The matter for decision turns upon the ascertainment of the
intention of the testator in using the words he did. The adjective
“similar” connotes that there are points of resemblance between
one thing and another. The points of resemblance here with the
Sports Centre cannot be related only to location in North Berwick
or to connection with sport. The first of these is plainly to be
implied from the fact of the gift being to the Town Council of
North Berwick and the second is expressly stated in the words
under construction. So the resemblance to the Sports Centre
which the testator had in mind must be ascertained by reference
to some other characteristics possessed by it. The leading
characteristics of the Sports Centre lie in the nature of the
facilities which are provided there and the fact that those
facilities are available to the public at large. These are the
characteristics which enable it to satisfy section 1 of the Act of
1958. Adopting so far as necessary a benignant construction, I
infer that the intention of the testator was that any other purpose
to which the Town Council might apply the bequest or any part of
it should also display those characteristics. In the result I am of
opinion, the first part of the bequest having been found to be
charitable within the meaning of section 1 of the Act of 1958,
that the same is true of the second part, so that the funds in
question qualify for exemption from capital transfer tax.

My Lords, for these reasons I would allow the appeal and
set aside the determination of the respondents. I would allow the
appellant his costs here and his expenses before the Court of
Session.

– 8 –

LORD ROSKILL

My Lords,

I have had the advantage of reading in draft the speech
prepared by my noble and learned friend, Lord Keith of Kinkel,
and for the reasons which he gives I would allow the appeal.

LORD GRIFFITHS

My Lords,

I have had the advantage of reading the speech of my noble
and learned friend, Lord Keith of Kinkel, and for the reasons
which he gives I, too, would allow the appeal.
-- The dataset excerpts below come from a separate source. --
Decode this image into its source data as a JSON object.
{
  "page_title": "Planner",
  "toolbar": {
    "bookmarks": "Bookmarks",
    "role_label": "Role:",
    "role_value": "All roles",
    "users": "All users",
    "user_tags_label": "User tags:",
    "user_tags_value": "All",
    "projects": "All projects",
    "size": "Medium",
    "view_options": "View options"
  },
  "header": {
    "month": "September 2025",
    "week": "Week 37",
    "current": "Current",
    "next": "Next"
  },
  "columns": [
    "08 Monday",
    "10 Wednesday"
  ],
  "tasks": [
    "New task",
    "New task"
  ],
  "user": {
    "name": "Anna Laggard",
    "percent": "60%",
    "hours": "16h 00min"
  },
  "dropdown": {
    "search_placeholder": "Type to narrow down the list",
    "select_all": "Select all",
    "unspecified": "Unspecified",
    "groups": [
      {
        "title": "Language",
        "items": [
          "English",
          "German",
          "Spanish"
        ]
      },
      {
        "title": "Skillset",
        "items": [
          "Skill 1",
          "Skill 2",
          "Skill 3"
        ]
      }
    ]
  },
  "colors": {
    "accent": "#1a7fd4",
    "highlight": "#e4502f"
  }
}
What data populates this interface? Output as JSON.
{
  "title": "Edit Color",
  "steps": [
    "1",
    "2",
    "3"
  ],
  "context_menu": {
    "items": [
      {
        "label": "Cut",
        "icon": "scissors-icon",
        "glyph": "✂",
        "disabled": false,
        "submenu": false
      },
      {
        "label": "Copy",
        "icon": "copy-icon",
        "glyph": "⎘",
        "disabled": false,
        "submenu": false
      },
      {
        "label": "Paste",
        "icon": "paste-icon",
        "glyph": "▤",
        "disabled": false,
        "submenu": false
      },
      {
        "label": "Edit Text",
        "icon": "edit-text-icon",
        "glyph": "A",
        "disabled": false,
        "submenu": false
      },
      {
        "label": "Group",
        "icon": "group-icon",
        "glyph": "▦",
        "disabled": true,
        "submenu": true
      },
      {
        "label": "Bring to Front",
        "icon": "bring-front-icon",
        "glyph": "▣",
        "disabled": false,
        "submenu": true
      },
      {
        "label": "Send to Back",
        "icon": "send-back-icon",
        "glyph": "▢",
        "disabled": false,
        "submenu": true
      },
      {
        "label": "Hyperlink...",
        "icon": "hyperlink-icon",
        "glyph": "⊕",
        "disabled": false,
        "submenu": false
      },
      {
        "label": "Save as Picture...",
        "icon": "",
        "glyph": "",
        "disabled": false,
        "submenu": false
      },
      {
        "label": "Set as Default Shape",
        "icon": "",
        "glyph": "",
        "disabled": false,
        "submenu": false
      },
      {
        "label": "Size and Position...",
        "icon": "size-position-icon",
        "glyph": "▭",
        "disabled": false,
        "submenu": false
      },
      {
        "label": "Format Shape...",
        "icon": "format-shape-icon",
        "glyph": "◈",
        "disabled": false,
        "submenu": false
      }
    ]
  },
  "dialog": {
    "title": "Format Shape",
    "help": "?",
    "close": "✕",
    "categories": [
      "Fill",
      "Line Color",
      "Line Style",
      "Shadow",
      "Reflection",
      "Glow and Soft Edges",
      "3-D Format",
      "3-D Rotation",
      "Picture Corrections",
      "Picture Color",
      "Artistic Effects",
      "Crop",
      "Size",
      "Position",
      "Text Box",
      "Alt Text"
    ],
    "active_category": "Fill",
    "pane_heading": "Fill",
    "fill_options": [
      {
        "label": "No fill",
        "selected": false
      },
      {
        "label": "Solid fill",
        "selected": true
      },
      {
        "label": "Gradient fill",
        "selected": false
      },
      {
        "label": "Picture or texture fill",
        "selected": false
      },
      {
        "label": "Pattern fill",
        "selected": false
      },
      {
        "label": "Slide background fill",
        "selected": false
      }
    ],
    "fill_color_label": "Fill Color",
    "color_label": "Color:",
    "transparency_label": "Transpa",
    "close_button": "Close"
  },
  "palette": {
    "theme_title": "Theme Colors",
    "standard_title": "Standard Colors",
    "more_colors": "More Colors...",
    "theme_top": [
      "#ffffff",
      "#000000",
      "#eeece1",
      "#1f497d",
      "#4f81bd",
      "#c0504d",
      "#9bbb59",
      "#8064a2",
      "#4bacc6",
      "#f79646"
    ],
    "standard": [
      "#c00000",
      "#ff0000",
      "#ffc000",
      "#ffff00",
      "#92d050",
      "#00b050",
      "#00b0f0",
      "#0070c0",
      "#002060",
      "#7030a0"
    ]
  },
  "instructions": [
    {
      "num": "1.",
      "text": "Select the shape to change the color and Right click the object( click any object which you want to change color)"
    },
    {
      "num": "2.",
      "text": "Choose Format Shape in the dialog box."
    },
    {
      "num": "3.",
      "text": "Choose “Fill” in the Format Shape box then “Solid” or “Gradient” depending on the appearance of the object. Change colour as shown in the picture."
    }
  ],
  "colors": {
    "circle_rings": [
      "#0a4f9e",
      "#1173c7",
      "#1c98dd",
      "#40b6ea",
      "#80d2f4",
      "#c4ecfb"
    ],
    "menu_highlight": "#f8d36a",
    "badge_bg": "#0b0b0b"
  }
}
LORD JAUNCEY OF TULLICHETTLE

My Lords,

I have had the advantage of reading in draft the speech of
my noble and learned friend, Lord Keith of Kinkel, and for the
reasons which he gives I, too, would allow the appeal.

LORD LOWRY

My Lords,

I have had the advantage of reading in draft the speech of
my noble and learned friend, Lord Keith of Kinkel, and for the
reasons which he gives I, too, would allow the appeal.